Avatarium – “Hurricanes And Halos” (Nuclear Blast)

Battle Helm Rating

The genius of Leif Edling knows no bounds. Famed through Candlemass, in 2013 his next brainchild was formed. Mixing Sabbath with Rainbow, Purple and even some very ‘umble Uriah Heep, Avatarium was born. Heavy, dark and poetic is how the music was described, although I would say its incredible beauty and sheer class moves it well beyond the musty doom label many give it. “Hurricanes And Halos” is the band’s 3rd release, and it’s pretty apt given what I’ve just said given the blinding levels of musicianship that collude to produce some of the most moving yet feisty music I’ve heard in while. Led by the sultry femme tones of Jennie-Ann Smith, the guitar work of Marcus Jidell is nothing short of gripping, from heart breaking melodies to funky lead breaks and passionate Blackmore-esque soloing, as the 8 tracks holding you static through their flowing energy and needless to say, ultra catchiness.

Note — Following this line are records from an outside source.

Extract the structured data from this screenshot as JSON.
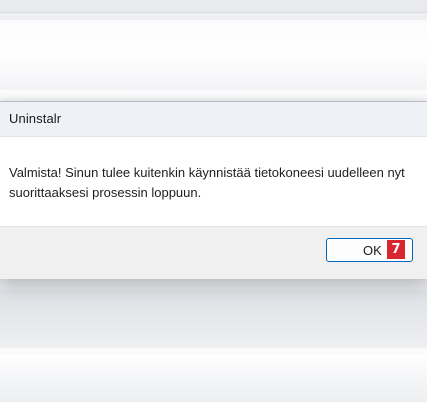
{
  "dialog": {
    "title": "Uninstalr",
    "message": "Valmista! Sinun tulee kuitenkin käynnistää tietokoneesi uudelleen nyt suorittaaksesi prosessin loppuun.",
    "ok_label": "OK",
    "step_badge": "7"
  },
  "colors": {
    "accent": "#0067c0",
    "badge": "#d8262e",
    "titlebar": "#eef2f7",
    "button_bar": "#f0f0f0"
  }
}
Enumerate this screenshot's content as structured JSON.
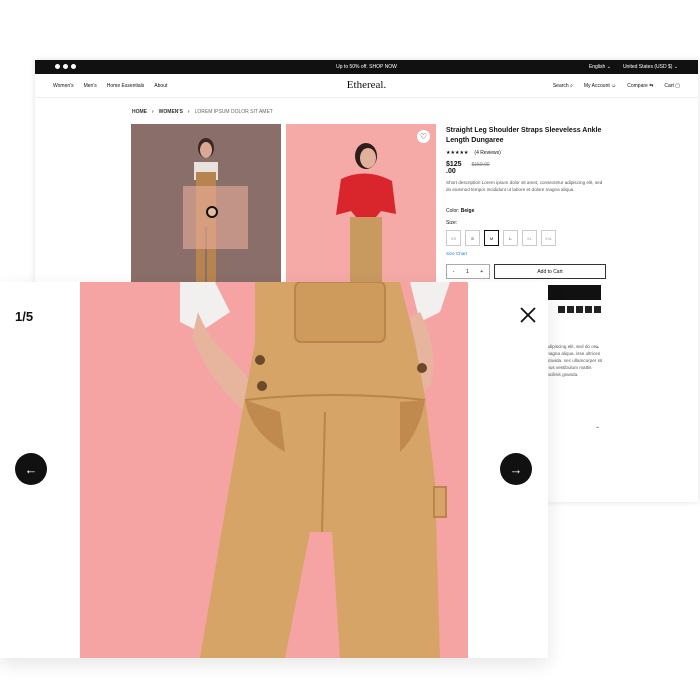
{
  "topbar": {
    "promo": "Up to 50% off. SHOP NOW",
    "language": "English",
    "currency": "United States (USD $)"
  },
  "nav": {
    "links": [
      "Women's",
      "Men's",
      "Home Essentials",
      "About"
    ],
    "logo": "Ethereal.",
    "search": "Search",
    "account": "My Account",
    "compare": "Compare",
    "cart": "Cart"
  },
  "breadcrumb": {
    "home": "HOME",
    "category": "WOMEN'S",
    "current": "LOREM IPSUM DOLOR SIT AMET"
  },
  "product": {
    "title": "Straight Leg Shoulder Straps Sleeveless Ankle Length Dungaree",
    "stars": "★★★★★",
    "reviews": "(4 Reviews)",
    "price": "$125",
    "cents": ".00",
    "old_price": "$150.00",
    "description": "Short description Lorem ipsum dolor sit amet, consectetur adipiscing elit, sed do eiusmod tempor incididunt ut labore et dolore magna aliqua.",
    "color_label": "Color:",
    "color_value": "Beige",
    "size_label": "Size:",
    "sizes": [
      "XS",
      "S",
      "M",
      "L",
      "XL",
      "XXL"
    ],
    "size_chart": "Size Chart",
    "qty": "1",
    "add_to_cart": "Add to Cart",
    "accordion_text": "adipiscing elit, sed do ore magna aliqua. isse ultrices gravida. nec ullamcorper sit mus vestibulum mattis facilisis gravida."
  },
  "lightbox": {
    "counter": "1/5",
    "prev": "←",
    "next": "→"
  },
  "colors": {
    "pink_bg": "#f5a3a3",
    "overalls": "#d6a466",
    "dark": "#111111"
  }
}
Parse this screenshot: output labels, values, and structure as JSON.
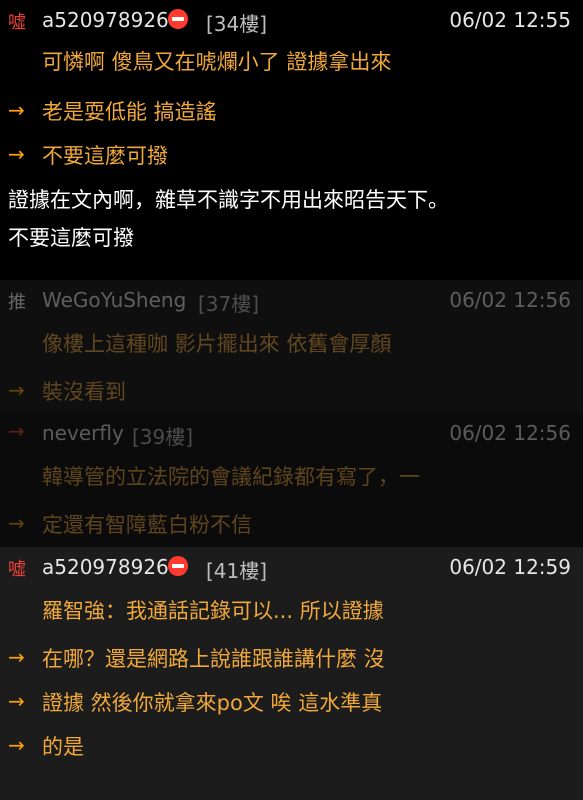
{
  "posts": [
    {
      "tag": "噓",
      "user": "a520978926",
      "floor": "[34樓]",
      "time": "06/02 12:55",
      "main": "可憐啊 傻鳥又在唬爛小了 證據拿出來",
      "replies": [
        "老是耍低能 搞造謠",
        "不要這麼可撥"
      ]
    },
    {
      "tag": "推",
      "user": "WeGoYuSheng",
      "floor": "[37樓]",
      "time": "06/02 12:56",
      "main": "像樓上這種咖 影片擺出來 依舊會厚顏",
      "replies": [
        "裝沒看到"
      ]
    },
    {
      "tag": "→",
      "user": "neverfly",
      "floor": "[39樓]",
      "time": "06/02 12:56",
      "main": "韓導管的立法院的會議紀錄都有寫了，一",
      "replies": [
        "定還有智障藍白粉不信"
      ]
    },
    {
      "tag": "噓",
      "user": "a520978926",
      "floor": "[41樓]",
      "time": "06/02 12:59",
      "main": "羅智強：我通話記錄可以... 所以證據",
      "replies": [
        "在哪？還是網路上說誰跟誰講什麼 沒",
        "證據 然後你就拿來po文 唉 這水準真",
        "的是"
      ]
    }
  ],
  "op_reply": {
    "line1": "證據在文內啊，雜草不識字不用出來昭告天下。",
    "line2": "不要這麼可撥"
  },
  "arrow_glyph": "→"
}
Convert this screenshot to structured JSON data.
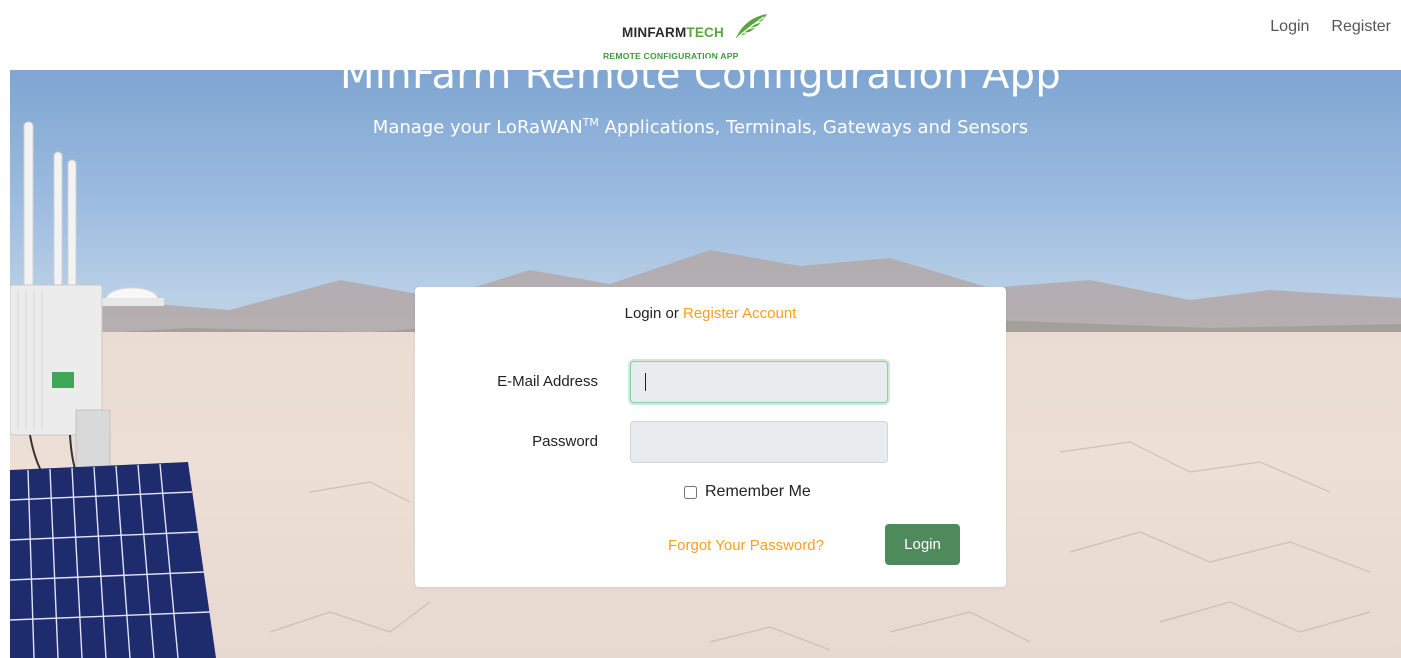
{
  "logo": {
    "brand_part1": "MINFARM",
    "brand_part2": "TECH",
    "subtitle": "REMOTE CONFIGURATION APP",
    "icon": "leaf-logo-icon"
  },
  "nav": {
    "login": "Login",
    "register": "Register"
  },
  "hero": {
    "title": "MinFarm Remote Configuration App",
    "subtitle_before": "Manage your LoRaWAN",
    "subtitle_tm": "TM",
    "subtitle_after": " Applications, Terminals, Gateways and Sensors"
  },
  "card": {
    "header_prefix": "Login or ",
    "header_link": "Register Account",
    "email_label": "E-Mail Address",
    "email_value": "",
    "password_label": "Password",
    "password_value": "",
    "remember_label": "Remember Me",
    "remember_checked": false,
    "forgot_label": "Forgot Your Password?",
    "login_button": "Login"
  },
  "colors": {
    "accent_orange": "#f5a01e",
    "button_green": "#4f8a5c",
    "brand_green": "#5aa63a"
  }
}
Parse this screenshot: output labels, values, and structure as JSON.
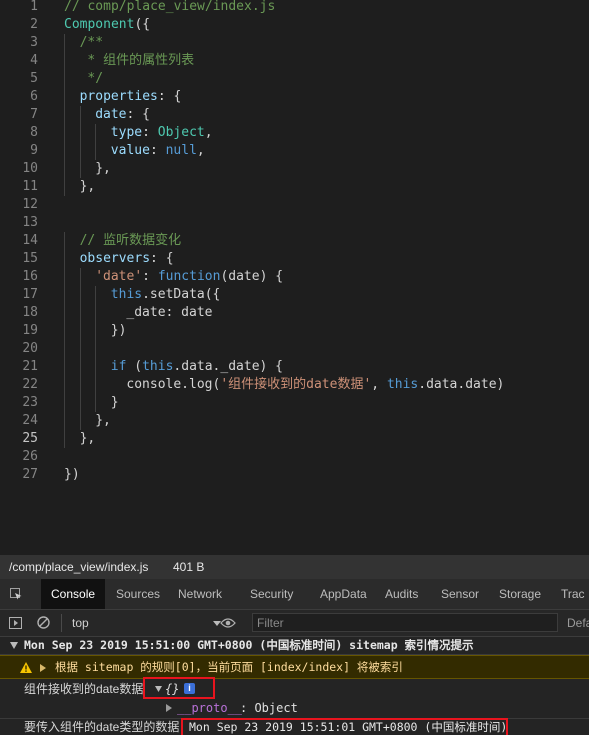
{
  "editor": {
    "lines": [
      {
        "n": "1",
        "indent": 0,
        "tokens": [
          {
            "t": "// comp/place_view/index.js",
            "c": "cm"
          }
        ]
      },
      {
        "n": "2",
        "indent": 0,
        "tokens": [
          {
            "t": "Component",
            "c": "fn"
          },
          {
            "t": "({",
            "c": "dflt"
          }
        ]
      },
      {
        "n": "3",
        "indent": 1,
        "tokens": [
          {
            "t": "/**",
            "c": "cm"
          }
        ]
      },
      {
        "n": "4",
        "indent": 1,
        "tokens": [
          {
            "t": " * 组件的属性列表",
            "c": "cm"
          }
        ]
      },
      {
        "n": "5",
        "indent": 1,
        "tokens": [
          {
            "t": " */",
            "c": "cm"
          }
        ]
      },
      {
        "n": "6",
        "indent": 1,
        "tokens": [
          {
            "t": "properties",
            "c": "pr"
          },
          {
            "t": ": {",
            "c": "dflt"
          }
        ]
      },
      {
        "n": "7",
        "indent": 2,
        "tokens": [
          {
            "t": "date",
            "c": "pr"
          },
          {
            "t": ": {",
            "c": "dflt"
          }
        ]
      },
      {
        "n": "8",
        "indent": 3,
        "tokens": [
          {
            "t": "type",
            "c": "pr"
          },
          {
            "t": ": ",
            "c": "dflt"
          },
          {
            "t": "Object",
            "c": "fn"
          },
          {
            "t": ",",
            "c": "dflt"
          }
        ]
      },
      {
        "n": "9",
        "indent": 3,
        "tokens": [
          {
            "t": "value",
            "c": "pr"
          },
          {
            "t": ": ",
            "c": "dflt"
          },
          {
            "t": "null",
            "c": "kw"
          },
          {
            "t": ",",
            "c": "dflt"
          }
        ]
      },
      {
        "n": "10",
        "indent": 2,
        "tokens": [
          {
            "t": "},",
            "c": "dflt"
          }
        ]
      },
      {
        "n": "11",
        "indent": 1,
        "tokens": [
          {
            "t": "},",
            "c": "dflt"
          }
        ]
      },
      {
        "n": "12",
        "indent": 0,
        "tokens": []
      },
      {
        "n": "13",
        "indent": 0,
        "tokens": []
      },
      {
        "n": "14",
        "indent": 1,
        "tokens": [
          {
            "t": "// 监听数据变化",
            "c": "cm"
          }
        ]
      },
      {
        "n": "15",
        "indent": 1,
        "tokens": [
          {
            "t": "observers",
            "c": "pr"
          },
          {
            "t": ": {",
            "c": "dflt"
          }
        ]
      },
      {
        "n": "16",
        "indent": 2,
        "tokens": [
          {
            "t": "'date'",
            "c": "st"
          },
          {
            "t": ": ",
            "c": "dflt"
          },
          {
            "t": "function",
            "c": "kw"
          },
          {
            "t": "(date) {",
            "c": "dflt"
          }
        ]
      },
      {
        "n": "17",
        "indent": 3,
        "tokens": [
          {
            "t": "this",
            "c": "kw"
          },
          {
            "t": ".setData({",
            "c": "dflt"
          }
        ]
      },
      {
        "n": "18",
        "indent": 4,
        "tokens": [
          {
            "t": "_date: date",
            "c": "dflt"
          }
        ]
      },
      {
        "n": "19",
        "indent": 3,
        "tokens": [
          {
            "t": "})",
            "c": "dflt"
          }
        ]
      },
      {
        "n": "20",
        "indent": 0,
        "tokens": []
      },
      {
        "n": "21",
        "indent": 3,
        "tokens": [
          {
            "t": "if",
            "c": "kw"
          },
          {
            "t": " (",
            "c": "dflt"
          },
          {
            "t": "this",
            "c": "kw"
          },
          {
            "t": ".data._date) {",
            "c": "dflt"
          }
        ]
      },
      {
        "n": "22",
        "indent": 4,
        "tokens": [
          {
            "t": "console.log(",
            "c": "dflt"
          },
          {
            "t": "'组件接收到的date数据'",
            "c": "st"
          },
          {
            "t": ", ",
            "c": "dflt"
          },
          {
            "t": "this",
            "c": "kw"
          },
          {
            "t": ".data.date)",
            "c": "dflt"
          }
        ]
      },
      {
        "n": "23",
        "indent": 3,
        "tokens": [
          {
            "t": "}",
            "c": "dflt"
          }
        ]
      },
      {
        "n": "24",
        "indent": 2,
        "tokens": [
          {
            "t": "},",
            "c": "dflt"
          }
        ]
      },
      {
        "n": "25",
        "indent": 1,
        "tokens": [
          {
            "t": "},",
            "c": "dflt"
          }
        ]
      },
      {
        "n": "26",
        "indent": 0,
        "tokens": []
      },
      {
        "n": "27",
        "indent": 0,
        "tokens": [
          {
            "t": "})",
            "c": "dflt"
          }
        ]
      }
    ],
    "active_line": "25",
    "colors": {
      "cm": "#6a9955",
      "kw": "#569cd6",
      "fn": "#4ec9b0",
      "pr": "#9cdcfe",
      "st": "#ce9178",
      "dflt": "#d4d4d4"
    }
  },
  "status": {
    "path": "/comp/place_view/index.js",
    "size": "401 B"
  },
  "devtools": {
    "tabs": [
      "Console",
      "Sources",
      "Network",
      "Security",
      "AppData",
      "Audits",
      "Sensor",
      "Storage",
      "Trac"
    ],
    "active_tab": "Console",
    "context": "top",
    "filter_placeholder": "Filter",
    "levels": "Defa"
  },
  "console": {
    "group": "Mon Sep 23 2019 15:51:00 GMT+0800 (中国标准时间) sitemap 索引情况提示",
    "warning": "根据 sitemap 的规则[0]，当前页面 [index/index] 将被索引",
    "log1_label": "组件接收到的date数据",
    "log1_value": "{}",
    "info_badge": "i",
    "proto_key": "__proto__",
    "proto_value": ": Object",
    "log2_label": "要传入组件的date类型的数据",
    "log2_value": "Mon Sep 23 2019 15:51:01 GMT+0800 (中国标准时间)"
  }
}
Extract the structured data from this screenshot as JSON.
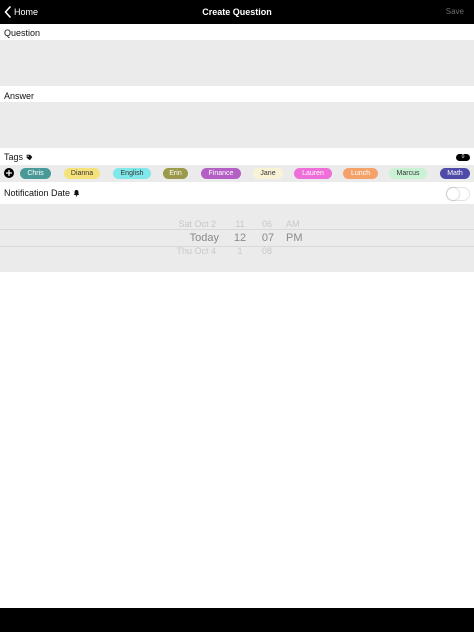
{
  "nav": {
    "back_label": "Home",
    "title": "Create Question",
    "save_label": "Save"
  },
  "question": {
    "label": "Question",
    "value": "",
    "placeholder": ""
  },
  "answer": {
    "label": "Answer",
    "value": "",
    "placeholder": ""
  },
  "tags": {
    "label": "Tags",
    "label_icon": "tag-icon",
    "count": "0",
    "add_icon": "plus-circle-icon",
    "items": [
      {
        "label": "Chris",
        "bg": "#4a9999",
        "fg": "#ffffff"
      },
      {
        "label": "Dianna",
        "bg": "#f6e27a",
        "fg": "#333333"
      },
      {
        "label": "English",
        "bg": "#7fe8ea",
        "fg": "#333333"
      },
      {
        "label": "Erin",
        "bg": "#9a9a4a",
        "fg": "#ffffff"
      },
      {
        "label": "Finance",
        "bg": "#b35fc6",
        "fg": "#ffffff"
      },
      {
        "label": "Jane",
        "bg": "#f8f3d6",
        "fg": "#333333"
      },
      {
        "label": "Lauren",
        "bg": "#ee6fd9",
        "fg": "#ffffff"
      },
      {
        "label": "Lunch",
        "bg": "#f4a26a",
        "fg": "#ffffff"
      },
      {
        "label": "Marcus",
        "bg": "#c9f2d4",
        "fg": "#333333"
      },
      {
        "label": "Math",
        "bg": "#4d4aa8",
        "fg": "#ffffff"
      }
    ]
  },
  "notification": {
    "label": "Notification Date",
    "label_icon": "bell-icon",
    "enabled": false
  },
  "date_picker": {
    "days": [
      "Sat Oct 2",
      "Today",
      "Thu Oct 4"
    ],
    "hours": [
      "11",
      "12",
      "1"
    ],
    "minutes": [
      "06",
      "07",
      "08"
    ],
    "periods": [
      "AM",
      "PM"
    ],
    "selected": {
      "day": "Today",
      "hour": "12",
      "minute": "07",
      "period": "PM"
    }
  }
}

Despite intensity here n there, there’s a natural rhythm to the album, with a very uncontrived vibe to the band’s performance, and thus highly suited to the band’s darkish stoner groove. Add in Carl Westholm’s atmospheric keyboards, which occasionally burst into an organ frenzy a la John Lord, and you’ve got yet another winner here. Doing just that on the rocking opener of ‘Into The Storm’, its pomp groove and Smith crooning of the ‘….lonely assassin, bringing in the thunder…’ tells the epic tale before Jidell’s guitar explodes and Westholm goes into full boogie mode sending me into emotional overload! As the dark clouds and the fuzz guitars twist into the bass, ‘Medusa Child’ rages into a doom chorus as Smith screams like the cursed gorgon herself, contrasted by twisted childlike melodies before Westholm launches his own keyboard solo followed by an ambient passage of feedback and plucked guitar builds leading into a climax of crescendo keys and wailing guitars – superb! As for the poetry, well its throughout the album but the Rainbow like ‘A Kiss (From The End Of The World)’ really captured my heart through Smith’s powerful tones and Westholm’s stunning keys, beautifully topped off by some sliding guitar melodies by Jidell – not to forget his teasing licks – all encapsulated by the unforgettable chorus. Although these were the tracks that overloaded me, the album as a whole was an incredible experience from start to finish, going well beyond technicality or even music to pure audio pleasure of the highest degree. Indeed, the genius of Leif Edling knows no bounds.